You should consider this to be a regular maintenance item. Rancho has had problems with their adjusters freezing since the day they first released adjustable shocks, which has to be at least 15 years ago. They still haven't figured out a solution apparently.
Surely you expected crappy mileage though, right? If you increased the tire size the speedo is off so you were doing well in excess of 90 MPH. The leveling also raised the front end so now you have more air going underneath, which means more turbulence. Couple that with a vehicle as aerodynamic as a cinder block and mileage is going to be in the toilet.
I have a 2" RC level and 285/70/18's on stock rims and there has been no issues thus far (a little over 3k miles since everything was installed). My truck is a 2018 2500HD though so it's not apples-to-apples.
So far, so good. I have almost 600 miles on them now but that's all been in the dry; for whatever reason, when it's rained in NJ I've either been working from home that day or it was a weekend and I wasn't heading out. My research suggests they're good in the rain but I don't know myself yet. Looking at the number of wheel weights it seems like they might have been a challenge to balance, but they ride good. I get a little hum that starts about 40 but by 50-55 the road and wind noise drowns it out. I wish I could tell you how much of the ride difference is due to the tires and how much is the shocks but unfortunately I can't.

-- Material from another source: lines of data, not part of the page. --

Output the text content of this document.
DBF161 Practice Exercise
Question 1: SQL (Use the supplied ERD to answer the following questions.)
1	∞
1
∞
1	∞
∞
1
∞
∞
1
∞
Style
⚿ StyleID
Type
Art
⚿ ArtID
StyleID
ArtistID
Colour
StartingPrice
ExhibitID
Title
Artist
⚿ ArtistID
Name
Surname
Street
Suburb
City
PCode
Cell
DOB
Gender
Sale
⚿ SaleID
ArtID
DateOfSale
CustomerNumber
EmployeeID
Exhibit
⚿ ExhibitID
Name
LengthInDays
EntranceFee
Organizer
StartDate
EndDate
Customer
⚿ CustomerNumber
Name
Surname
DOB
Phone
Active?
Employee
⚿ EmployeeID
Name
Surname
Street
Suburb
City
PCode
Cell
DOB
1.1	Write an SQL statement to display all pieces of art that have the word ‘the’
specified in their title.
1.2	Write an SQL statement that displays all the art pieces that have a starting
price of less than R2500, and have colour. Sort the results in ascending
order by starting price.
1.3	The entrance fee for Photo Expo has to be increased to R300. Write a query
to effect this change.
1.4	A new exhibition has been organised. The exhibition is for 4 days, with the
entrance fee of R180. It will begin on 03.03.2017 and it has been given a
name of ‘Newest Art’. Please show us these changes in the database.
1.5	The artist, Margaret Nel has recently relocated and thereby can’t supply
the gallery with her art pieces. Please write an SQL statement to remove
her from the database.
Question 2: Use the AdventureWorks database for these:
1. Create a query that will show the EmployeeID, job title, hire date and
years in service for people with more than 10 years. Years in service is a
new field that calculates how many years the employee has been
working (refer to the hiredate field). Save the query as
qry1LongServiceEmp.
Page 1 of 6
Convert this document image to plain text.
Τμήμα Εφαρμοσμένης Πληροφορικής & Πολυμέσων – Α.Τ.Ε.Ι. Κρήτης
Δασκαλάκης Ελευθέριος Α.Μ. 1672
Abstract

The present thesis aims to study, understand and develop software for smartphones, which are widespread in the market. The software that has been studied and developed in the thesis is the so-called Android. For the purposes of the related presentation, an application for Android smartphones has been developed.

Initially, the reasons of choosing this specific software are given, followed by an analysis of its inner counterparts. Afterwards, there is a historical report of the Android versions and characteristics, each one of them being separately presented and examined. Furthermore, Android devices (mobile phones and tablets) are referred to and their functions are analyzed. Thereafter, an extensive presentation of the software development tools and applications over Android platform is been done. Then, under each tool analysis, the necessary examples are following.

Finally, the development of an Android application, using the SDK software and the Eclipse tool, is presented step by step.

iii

Fox told me not to put on the front ones until I did the leveling because they would likely bottom out so tires and shocks were done at the same time. I can tell you the combination makes the truck so much more stable going over rough roads. The factory Rancho's seemed to lack sufficient damping so ruts and uneven surfaces - especially on the highway - would unsettle the truck. The suspension movements were very sharp and exaggerated. There's one patch on my commute home that really used to be a white-knuckle affair. It's a slight bend in the road with a bridge and a dip on the left side (the right side has no dip). With the original Rancho's and Michelin's the truck would become difficult to keep in the lane as you hit the expansion joints and that dip during the curve, even if you were only going 70. Now, at 75 the truck barely reacts. For me that's a huge update, there's no more WTF moment when I get to that area. One thing I do notice though is more back-and-forth wobble in the steering wheel when hitting bumps and potholes. The truck did that before but with the bigger/heavier tires and firmer shocks it's now pretty obvious. A steering stabilizer is in my future. For me that's an acceptable trade-off for what I gained.
I have a 2018 with 285-75R18's and haven't had any issue. They would likely fit your year truck as well. 285-70's would fit too. A lot of people have installed 295-70's but a large percentage of them have to trim the inner fender well a bit because they rub.